Les éternelles, les maux d'amour d'Yves Simon

BRUXELLES Ce jour-là, à Bruxelles, pendant qu'Yves Simon parlait de son dernier roman dans un grand hôtel près de la gare Centrale, son vieil ami Cabrel, lui, défendait son nouvel album dans un palace près de la Grand-Place. Les amitiés de l'un transmises à l'autre - ce qui semblait les mettre d'excellente humeur - et voici l'auteur des Eternelles qui s'envole au fil des mots et des maux, ses amours. Celles qui ont jalonné sa vie ou qu'il a imaginées.

N'y a-t-il pas une certaine forme d'impudeur à raconter ses histoires d'amour, même romancées?

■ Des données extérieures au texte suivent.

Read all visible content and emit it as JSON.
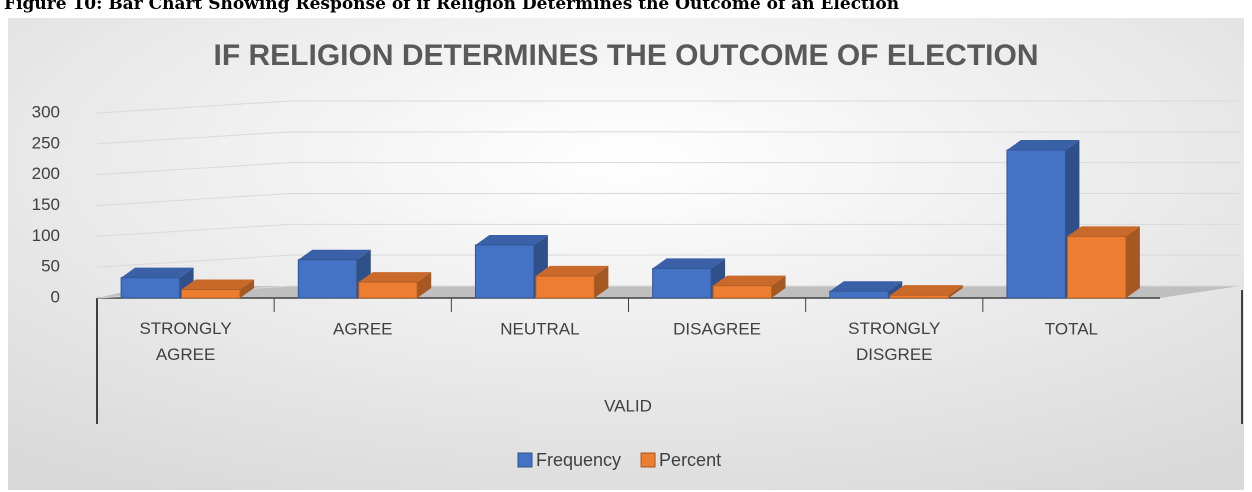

«J'y pense, bien sûr, à mon impudeur et à celle des autres. En même temps, il y a cette alchimie toujours mystérieuse du roman. Aragon parlait du mentir vrai . Moi pas: je ne mens pas. Mais comme la vérité peut être un peu triste, je mets en scène le réel. Du coup, ce qui peut passer pour de l'impudeur n'est parfois qu'une pure création littéraire. Les gens dont je parle sont extrêmement travestis. »

C'est tout l'art du romancier de brouiller les pistes?

«Entre la fiction et le réel, il y a un fil très ténu. Je n'ai pas utilisé mon univers proche dans un tas de livres. Souvent, cela vient de faits divers que j'ai lus dans la presse. Je découpe énormément! Je suis un fan de journaux, je passe mes matinées à les lire. J'entoure ce qui m'intéresse, j'annote... Souvent, quand j'écris un roman, je relis et j'alimente mon imaginaire.»

Quand vous évoquez vos rapports avec votre mère, on retrouve la tendresse qu'il y avait dans La manufacture des rêves. Ce personnage-là, vous ne l'avez pas travesti?

«Non. Ma mère, c'est ma mère. Mais c'est du roman... La séance de natation que je raconte, ça s'est passé dans un autre endroit, mais ça s'est passé. Il n'y a pas longtemps, j'ai retrouvé des cartes postales que j'envoyais à ma mère quand j'avais dix ans. Je lui disais: Ma petite maman chérie et je concluais par Ton fils qui t'aime. C'est sidérant, je ne lui dis plus du tout ça. A un moment, on n'ose plus dire ça. Les mots d'amour vont aux femmes, plus à la maman.»

Votre narrateur, évoquant une de ses compagnes, dit: «J'aurais aimé, comme Céleste, avoir quelqu'un à qui m'adresser pour prier.» Là, c'est vous qui parlez?

«Sûrement. Il y a une sorte de naïveté, je trouve, du croyant. Ça doit être extrêmement rassurant, dans certains cas. Et j'ai cette faiblesse, moi aussi, de m'adresser à Dieu, auquel je ne crois pas. Dans les moments douloureux. Parce que les ruptures amoureuses ne sont jamais joyeuses. C'est là aussi qu'on apprend, en grandissant, en changeant, qu'il y a une sorte d'universalité de la souffrance. J'ai voyagé au Rwanda, il y a quatre ans: la souffrance et le souvenir d'un génocide, ce n'est pas la même chose qu'un amour qui vient de partir. Mais quand même, ces douleurs se ressemblent sur un point: elles sont impartageables.»

Impartageables mais soignables?

«Soignables, oui. Revenons à ces deuils amoureux: ma mère a été très à l'écoute, sans poser de questions, sans faire de commentaires. Le personnage de Walser, dans le bouquin, n'existe pas, en réalité. C'est un mixe de deux personnes dont une des deux m'a vraiment été précieuse. Là encore, ma reconnaissance est infinie. Il y a tellement peu de gens qui sont à l'écoute, si ce n'est les psychanalystes, que l'on paye...

L'idée d'entrer en thérapie ne vous séduit pas?

«Non, parce que je ne suis pas bavard, même dans la douleur. L'idée même d'aller voir un psy ne me convient pas. Il faudrait que je parle de mes rêves - et je ne m'en souviens pas - ou que j'évoque mon enfance, ce que j'ai déjà fait dans Océan . Ecrire des romans, c'est se priver un peu de psychanalyse.»

Yves Simon, Les éternelles, Ed. Grasset.